The second counter-argument, which the Leader of the House may raise, is that in the White Paper, although not in any statutory enactment, there is an undertaking on the part of the Prime Minister to divest himself voluntarily of certain of the powers of patronage that he holds, and to invest them in a commission. The commission will, of course, be appointed by him. It will deal with Cross Benchers, and the Prime Minister will aim for rough parity between the parties. That, incidentally, will mean the creation of some 95 Labour peers. When those 95 are there, to redress the balance in relation to the 90-odd hereditary peers who will remain when the rotten peg is kicked away--as it will be in due course--we shall have a built-in majority of 90-odd Labour peers. The next time--pray God, in many millennia--the Conservative party, or some other party, takes power, it too will redress the balance, and the whole wretched business will start again.
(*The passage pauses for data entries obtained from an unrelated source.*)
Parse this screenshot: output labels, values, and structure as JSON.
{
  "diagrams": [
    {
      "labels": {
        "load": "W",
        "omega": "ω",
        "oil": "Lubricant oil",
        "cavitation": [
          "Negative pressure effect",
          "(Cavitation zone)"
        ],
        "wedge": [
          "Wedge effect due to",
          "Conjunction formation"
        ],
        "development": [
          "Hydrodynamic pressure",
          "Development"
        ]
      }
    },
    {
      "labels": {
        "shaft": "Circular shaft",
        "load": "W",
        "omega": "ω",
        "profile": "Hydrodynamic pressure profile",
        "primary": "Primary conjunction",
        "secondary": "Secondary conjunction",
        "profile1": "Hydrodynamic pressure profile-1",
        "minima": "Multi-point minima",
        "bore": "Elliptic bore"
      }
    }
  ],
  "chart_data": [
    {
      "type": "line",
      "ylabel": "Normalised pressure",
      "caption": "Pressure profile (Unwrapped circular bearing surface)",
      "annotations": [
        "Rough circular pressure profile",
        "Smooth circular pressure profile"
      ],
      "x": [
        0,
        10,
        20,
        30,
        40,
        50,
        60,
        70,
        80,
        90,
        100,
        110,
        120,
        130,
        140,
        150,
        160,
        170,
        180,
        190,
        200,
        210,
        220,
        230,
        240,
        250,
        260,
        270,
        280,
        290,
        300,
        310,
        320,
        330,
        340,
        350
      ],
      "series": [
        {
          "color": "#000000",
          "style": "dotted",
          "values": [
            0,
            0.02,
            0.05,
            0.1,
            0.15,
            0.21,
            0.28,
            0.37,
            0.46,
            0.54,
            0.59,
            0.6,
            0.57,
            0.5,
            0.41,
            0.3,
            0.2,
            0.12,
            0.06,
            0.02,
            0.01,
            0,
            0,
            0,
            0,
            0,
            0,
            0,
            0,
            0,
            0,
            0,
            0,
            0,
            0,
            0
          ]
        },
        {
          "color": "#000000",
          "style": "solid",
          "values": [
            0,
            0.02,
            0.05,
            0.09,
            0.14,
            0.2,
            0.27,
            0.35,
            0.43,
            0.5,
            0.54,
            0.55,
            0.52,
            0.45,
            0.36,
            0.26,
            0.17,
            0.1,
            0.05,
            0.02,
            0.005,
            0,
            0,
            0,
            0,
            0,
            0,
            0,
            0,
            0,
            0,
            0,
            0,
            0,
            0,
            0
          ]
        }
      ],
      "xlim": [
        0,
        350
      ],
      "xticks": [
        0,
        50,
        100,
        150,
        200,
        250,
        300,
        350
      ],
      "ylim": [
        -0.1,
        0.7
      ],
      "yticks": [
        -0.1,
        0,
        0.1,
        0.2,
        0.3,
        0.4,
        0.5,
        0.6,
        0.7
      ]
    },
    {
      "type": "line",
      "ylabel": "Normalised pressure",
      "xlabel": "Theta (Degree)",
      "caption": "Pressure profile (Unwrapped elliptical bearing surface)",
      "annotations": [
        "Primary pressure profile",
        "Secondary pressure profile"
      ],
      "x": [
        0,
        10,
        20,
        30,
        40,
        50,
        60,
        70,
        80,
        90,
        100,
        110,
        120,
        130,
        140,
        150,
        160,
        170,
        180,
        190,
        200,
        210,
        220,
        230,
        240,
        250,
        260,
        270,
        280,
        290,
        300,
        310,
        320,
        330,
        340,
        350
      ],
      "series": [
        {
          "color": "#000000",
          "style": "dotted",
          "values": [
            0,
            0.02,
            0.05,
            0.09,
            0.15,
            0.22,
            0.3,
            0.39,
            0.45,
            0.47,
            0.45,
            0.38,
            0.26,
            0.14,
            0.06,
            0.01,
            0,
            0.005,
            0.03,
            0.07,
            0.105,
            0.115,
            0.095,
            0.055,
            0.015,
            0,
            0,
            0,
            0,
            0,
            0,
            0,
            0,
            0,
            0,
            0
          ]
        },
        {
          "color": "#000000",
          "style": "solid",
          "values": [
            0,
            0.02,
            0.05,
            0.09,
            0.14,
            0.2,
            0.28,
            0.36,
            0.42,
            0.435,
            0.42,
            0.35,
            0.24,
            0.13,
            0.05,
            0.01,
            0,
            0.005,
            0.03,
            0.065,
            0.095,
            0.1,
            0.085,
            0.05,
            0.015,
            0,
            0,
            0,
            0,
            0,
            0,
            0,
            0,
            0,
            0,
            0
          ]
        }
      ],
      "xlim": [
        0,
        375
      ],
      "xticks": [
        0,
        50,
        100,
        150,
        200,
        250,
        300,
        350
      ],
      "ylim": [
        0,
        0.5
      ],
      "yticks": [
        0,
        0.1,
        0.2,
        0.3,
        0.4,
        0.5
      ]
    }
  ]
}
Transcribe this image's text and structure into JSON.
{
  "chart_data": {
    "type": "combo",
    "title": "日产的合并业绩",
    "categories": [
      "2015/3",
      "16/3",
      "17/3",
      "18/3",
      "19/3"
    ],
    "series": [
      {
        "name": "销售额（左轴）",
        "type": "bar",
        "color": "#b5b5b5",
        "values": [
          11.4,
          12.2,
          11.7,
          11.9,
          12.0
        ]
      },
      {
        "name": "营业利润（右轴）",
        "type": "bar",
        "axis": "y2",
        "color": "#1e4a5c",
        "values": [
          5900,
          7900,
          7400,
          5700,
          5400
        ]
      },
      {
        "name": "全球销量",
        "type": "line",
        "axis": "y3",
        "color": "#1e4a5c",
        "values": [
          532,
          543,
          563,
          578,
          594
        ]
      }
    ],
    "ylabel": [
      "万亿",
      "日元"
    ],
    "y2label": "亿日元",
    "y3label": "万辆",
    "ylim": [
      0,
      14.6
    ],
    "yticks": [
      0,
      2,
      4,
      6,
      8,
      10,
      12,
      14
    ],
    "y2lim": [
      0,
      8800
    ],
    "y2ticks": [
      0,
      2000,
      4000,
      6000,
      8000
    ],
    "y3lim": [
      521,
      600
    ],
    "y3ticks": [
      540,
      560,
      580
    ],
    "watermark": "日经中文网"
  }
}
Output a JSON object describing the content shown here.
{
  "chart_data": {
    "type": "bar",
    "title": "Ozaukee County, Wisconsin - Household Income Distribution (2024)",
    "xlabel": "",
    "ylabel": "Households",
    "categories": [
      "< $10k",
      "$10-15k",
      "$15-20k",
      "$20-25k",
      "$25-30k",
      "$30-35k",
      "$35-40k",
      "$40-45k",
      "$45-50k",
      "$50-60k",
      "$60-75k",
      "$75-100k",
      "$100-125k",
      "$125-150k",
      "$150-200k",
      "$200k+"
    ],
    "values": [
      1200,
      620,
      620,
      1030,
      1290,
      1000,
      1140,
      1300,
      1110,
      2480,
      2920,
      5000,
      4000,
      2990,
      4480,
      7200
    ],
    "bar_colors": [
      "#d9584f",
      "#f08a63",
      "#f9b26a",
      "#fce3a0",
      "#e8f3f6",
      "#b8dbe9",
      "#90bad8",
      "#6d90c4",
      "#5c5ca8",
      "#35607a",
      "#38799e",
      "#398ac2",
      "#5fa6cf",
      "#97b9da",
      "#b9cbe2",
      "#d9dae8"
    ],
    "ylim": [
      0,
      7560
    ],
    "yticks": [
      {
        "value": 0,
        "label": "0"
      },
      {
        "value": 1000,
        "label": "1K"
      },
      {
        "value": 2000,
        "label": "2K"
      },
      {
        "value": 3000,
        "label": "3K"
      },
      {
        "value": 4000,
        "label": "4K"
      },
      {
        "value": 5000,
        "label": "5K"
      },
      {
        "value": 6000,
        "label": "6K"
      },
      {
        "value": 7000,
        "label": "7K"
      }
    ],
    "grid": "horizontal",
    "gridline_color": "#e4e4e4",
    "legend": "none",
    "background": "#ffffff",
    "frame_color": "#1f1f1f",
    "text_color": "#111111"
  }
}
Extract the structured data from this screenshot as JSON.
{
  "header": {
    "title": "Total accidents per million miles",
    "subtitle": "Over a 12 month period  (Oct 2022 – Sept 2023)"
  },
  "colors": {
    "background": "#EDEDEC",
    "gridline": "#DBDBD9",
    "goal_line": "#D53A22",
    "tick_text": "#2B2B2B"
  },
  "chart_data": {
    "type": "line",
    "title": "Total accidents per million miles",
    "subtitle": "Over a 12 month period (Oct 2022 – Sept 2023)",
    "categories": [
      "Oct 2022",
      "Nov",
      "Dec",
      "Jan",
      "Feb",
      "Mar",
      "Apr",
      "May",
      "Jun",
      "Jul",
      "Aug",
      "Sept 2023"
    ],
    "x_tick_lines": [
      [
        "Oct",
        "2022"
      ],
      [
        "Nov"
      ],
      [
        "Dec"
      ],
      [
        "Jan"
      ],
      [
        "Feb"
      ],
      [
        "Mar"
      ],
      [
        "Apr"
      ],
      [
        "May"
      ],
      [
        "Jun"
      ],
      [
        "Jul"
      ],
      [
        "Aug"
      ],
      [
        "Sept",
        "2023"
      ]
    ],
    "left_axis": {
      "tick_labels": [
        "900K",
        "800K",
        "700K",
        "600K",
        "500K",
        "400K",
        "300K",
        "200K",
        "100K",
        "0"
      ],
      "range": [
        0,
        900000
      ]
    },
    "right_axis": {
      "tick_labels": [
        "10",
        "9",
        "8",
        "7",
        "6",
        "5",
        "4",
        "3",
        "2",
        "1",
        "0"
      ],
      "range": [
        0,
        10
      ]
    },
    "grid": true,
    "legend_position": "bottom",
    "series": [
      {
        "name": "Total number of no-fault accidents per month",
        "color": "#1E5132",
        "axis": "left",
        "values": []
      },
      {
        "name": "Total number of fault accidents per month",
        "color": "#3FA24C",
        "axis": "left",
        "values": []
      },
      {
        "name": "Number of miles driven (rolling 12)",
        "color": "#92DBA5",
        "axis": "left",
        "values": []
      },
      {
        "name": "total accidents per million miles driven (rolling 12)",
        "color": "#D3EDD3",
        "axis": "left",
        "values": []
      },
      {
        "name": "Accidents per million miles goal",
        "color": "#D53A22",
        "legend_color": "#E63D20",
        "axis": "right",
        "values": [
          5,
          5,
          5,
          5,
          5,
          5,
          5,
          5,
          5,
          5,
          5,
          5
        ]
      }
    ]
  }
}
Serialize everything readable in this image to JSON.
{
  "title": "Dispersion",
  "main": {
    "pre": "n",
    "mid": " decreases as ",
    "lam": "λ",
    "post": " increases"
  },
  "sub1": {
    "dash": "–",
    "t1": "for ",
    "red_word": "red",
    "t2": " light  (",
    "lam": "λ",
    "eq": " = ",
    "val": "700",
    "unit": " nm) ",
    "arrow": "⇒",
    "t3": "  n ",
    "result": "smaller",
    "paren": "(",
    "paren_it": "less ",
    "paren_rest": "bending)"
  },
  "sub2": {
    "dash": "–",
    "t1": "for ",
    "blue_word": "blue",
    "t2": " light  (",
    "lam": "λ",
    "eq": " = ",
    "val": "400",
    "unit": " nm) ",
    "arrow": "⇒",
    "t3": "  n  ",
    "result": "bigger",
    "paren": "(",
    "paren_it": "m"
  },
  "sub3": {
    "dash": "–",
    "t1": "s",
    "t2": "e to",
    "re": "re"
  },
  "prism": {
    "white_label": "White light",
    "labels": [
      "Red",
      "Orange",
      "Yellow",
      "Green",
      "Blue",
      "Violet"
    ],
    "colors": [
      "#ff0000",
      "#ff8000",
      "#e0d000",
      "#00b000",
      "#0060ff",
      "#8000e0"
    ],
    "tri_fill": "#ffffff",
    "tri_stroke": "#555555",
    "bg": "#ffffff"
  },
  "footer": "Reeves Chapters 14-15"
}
The time has come for us to take control of our elected destiny, and the Bill can enable us to do so. The amendment can undoubtedly be supported by those who believe in a wholly elected Chamber--of whom there are many--and by unicameralists like me. As I said the other day, it distresses me more than I can say to hear hon. Members on both sides of the House say that we need a House of Lords to act as a check on the Executive. We are the check on the Executive, and always should be. People say that we have not the time to be a check on the Executive, because of the overwhelming amount of legislation. That argument takes no account of the fact that devolution will take much of the burden from us, and the fact that the Executive should bear the burden of serving legislation to us in a form, and with an agenda, with which we can deal properly over a parliamentary Session, rather than delivering it to us in its present form.